What the...??

Duff McKagan Could Have Saved Kurt Cobain AND Philip Seymour Hoffman


super mckaganI know we’ve been writing about Duff a lot lately. I promise that this is it for awhile. But this is the kind of story that’s just too morbidly funny not to share.

Because the story suggests that Duff McKagan is either the world’s shittiest superhero… or just the angel of death.

As you may or may not recall that, in a 2010 column for Seattle Weekly, McKagan claimed to be one of the last people, if not the last person, to see Kurt Cobain alive:

“I was on the same plane as Kurt on that flight up from Los Angeles a couple of days before his death. We were both fucked-up. We talked, but not in depth. I was in my hell, and he in his, and this we both seemed to understand.

“When we arrived in Seattle and went to baggage claim, the thought crossed my mind to invite him over to my house then and there. I had a real sense that he was lonely and alone that night. I felt the same way. There was a mad rush of people there in public. I was in a big rock band, and he was in a big rock band. We were standing next to each other. Lots of people stopped to gawk. I lost my train of thought for a minute, and Kurt said good-bye and left to his waiting town car. His new house was right down the street from my new house. I received a call from my manager two days later that Kurt had died.”

McKagan then went on to explain why he didn’t do more for his fellow depressed-junkie-rockstar:

“It is possible that I was incapable of feeling sadness, incapable of picking up the phone and calling Krist or Dave. In truth, I had such low self-esteem at that point, that I am sure I felt my call would have no impact on these fine men.”

Okay. So that’s a sad story, right?

Now, here’s where things get odd. In an excerpt The Village Voice has published from McKagan’s new book, How to Be a Man, the bassist recalls a more recent instance of seeing something and not saying something:

“The place we were staying at in the West Village was on a tiny street with very little car traffic.

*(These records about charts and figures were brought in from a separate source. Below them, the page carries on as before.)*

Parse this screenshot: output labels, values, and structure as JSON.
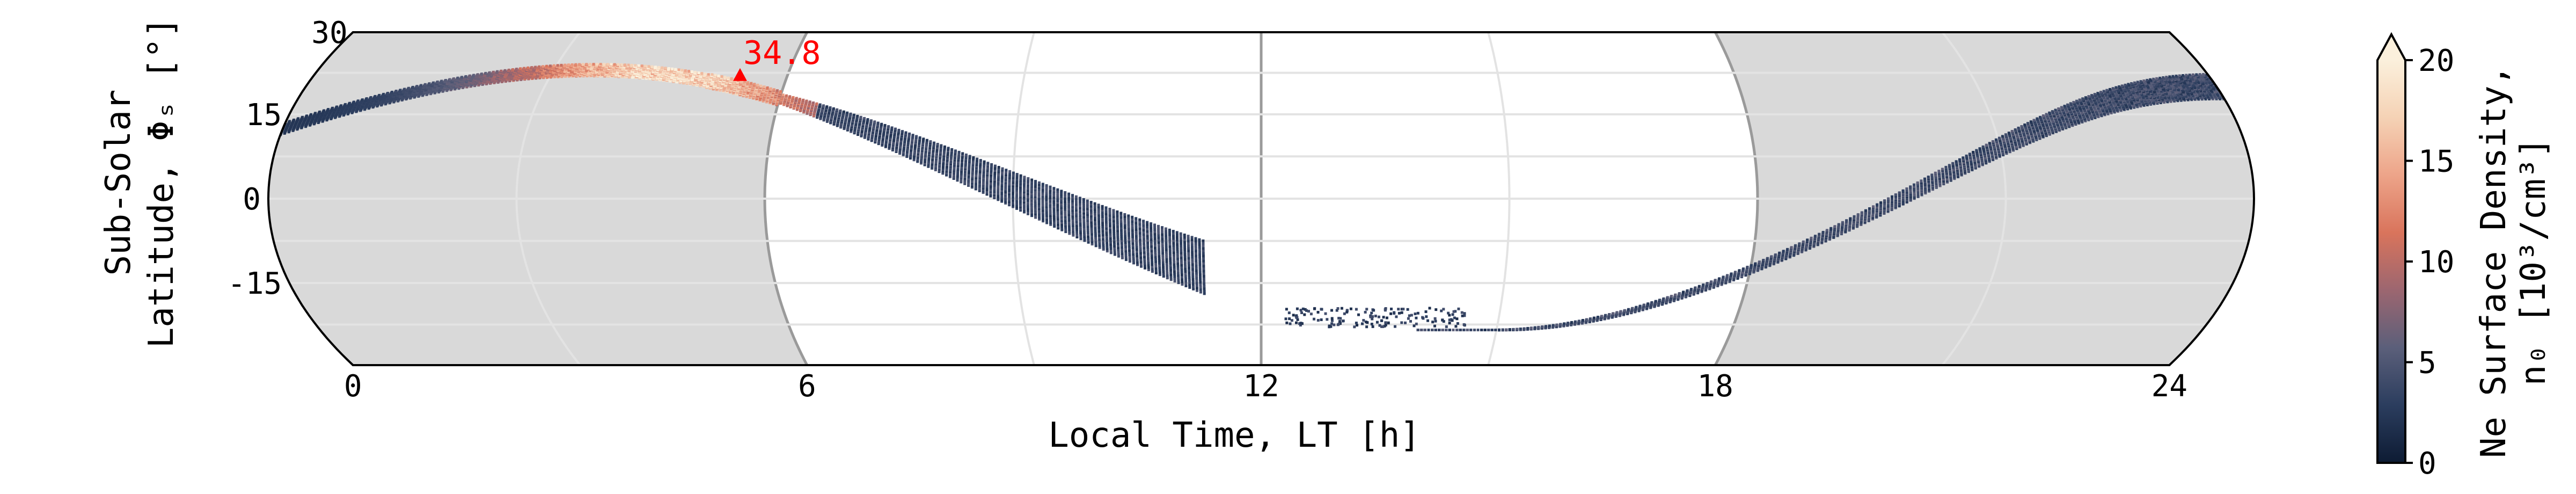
{
  "chart_data": {
    "type": "scatter",
    "projection": "mollweide-band",
    "xlabel": "Local Time, LT [h]",
    "ylabel_line1": "Sub-Solar",
    "ylabel_line2": "Latitude, Φₛ [°]",
    "xlim": [
      0,
      24
    ],
    "ylim": [
      -30,
      30
    ],
    "xticks": [
      0,
      6,
      12,
      18,
      24
    ],
    "xtick_labels": [
      "0",
      "6",
      "12",
      "18",
      "24"
    ],
    "yticks": [
      30,
      15,
      0,
      -15
    ],
    "ytick_labels": [
      "30",
      "15",
      "0",
      "-15"
    ],
    "night_shading": [
      [
        0,
        6
      ],
      [
        18,
        24
      ]
    ],
    "grid": true,
    "colorbar": {
      "label_line1": "Ne Surface Density,",
      "label_line2": "n₀ [10³/cm³]",
      "range": [
        0,
        20
      ],
      "extend": "max",
      "ticks": [
        0,
        5,
        10,
        15,
        20
      ],
      "tick_labels": [
        "0",
        "5",
        "10",
        "15",
        "20"
      ],
      "colors": [
        "#0d1b33",
        "#2b3d5e",
        "#5b5f7a",
        "#9c6670",
        "#d9745c",
        "#eda489",
        "#f5d2b5",
        "#fbf0dc"
      ]
    },
    "annotation": {
      "text": "34.8",
      "x": 5.4,
      "y": 22.0,
      "marker": "triangle",
      "color": "#ff0000"
    },
    "orbit_model": {
      "segments": [
        {
          "lt_start": 0.0,
          "lt_end": 11.3,
          "lat0_min": 10.0,
          "lat0_max": 20.0,
          "peak_lt": 3.5,
          "peak_lat": 23.0
        },
        {
          "lt_start": 12.3,
          "lt_end": 14.6,
          "lat_min": -23.0,
          "lat_max": -19.5
        },
        {
          "lt_start": 14.0,
          "lt_end": 24.0,
          "lat_min": -23.5,
          "lat_max": 20.0
        }
      ],
      "density_peak_lt": 4.5,
      "density_max": 20
    }
  }
}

The din of the big city seemed miles away. On Saturday, we had plans to go to Times Square to see Super Bowl Lane. We were going to go see the Foo Fighters later that night and maybe get some Super Bowl T-shirts for friends and family back home. Exiting the apartment, we ran smack-dab into a very famous actor. Being as this was an almost private street, we simply nodded to him and kept on our way, not wanting to intrude on his private life. Ed commented that the actor had been clean for something like 23 years, but he’d heard that he’d recently started using again. Should we turn around and offer to take the guy for a coffee? As I said, keeping sober is a group effort. We trudged on through the cold, discussing the matter.

“Later that afternoon when we came back, we saw the actor in the street again and could tell that he was waiting to score. Should we offer our friendship and a safe place? This is sometimes the dilemma for sober guys — as we all know, you can’t force a guy to get sober. He has to come around to it himself. We went back into the apartment.”

And then:

“After the show, we were visibly giddy about the game, which was only a few hours away. We took a cab back down to the apartment and got dropped off in front of the place at about 1:30 a.m. We ran smack-dab into the actor again. On the street. Waiting. Again. Shit, man. We thought that maybe he was on a last run before getting clean. Surely if we saw him again in the morning, we’d have to say something.

“Bro, c’mon. We’ve been there. Come on out of the cold. We understand. We’ve been there. Really. We’ve been there.

“The next morning — Sunday, February 2, 2014, the morning of the Super Bowl — I heard a ruckus outside our front door. I went out to take a look. There was an ambulance and police, and a whole crowd of press people and fans. The actor had OD’d and died sometime after we saw him at 1:30 a.m. the night before.(Out of respect for his children and our joint association with a ‘fraternity,’ I don’t feel comfortable calling him out by name.)”

McKagan doesn’t feel comfortable calling the famous actor out by name, but he does feel comfortable telling you that the actor OD’d on February 2, 2014 in the West Village. Now, I’m no detective, but it seems to me that McKagan is either talking about Philip Seymour Hoffman, or he’s talking about Philip Seymour Hoffman. It’s also possible he’s referring to Philip Seymour Hoffman.


ANYWAY, the point is this: McKagan has now shared two stories in which he, a recovering addict, was one of the last people to see another famous addict before said addict died. In both cases, he claims he had thoughts about maybe trying to talk to them and to be a friend, especially as someone who has gone through the same shit they’re going through… and in both cases, he didn’t do anything.

Soooo… I wonder if he realizes that doesn’t make him look so cool?

But whatever. It’s not Duff’s job to be a hero! He didn’t know those dudes well, or at all. There is no reason to frame him as a “shitty superhero,” and I apologize for doing so.

I do not, however, apologize for calling him The Angel of Death. I dunno about you, but if I ever see McKagan while I’m drugs, I am calling my attorney and making sure all my affairs are in order, because, clearly, my hours are numbered.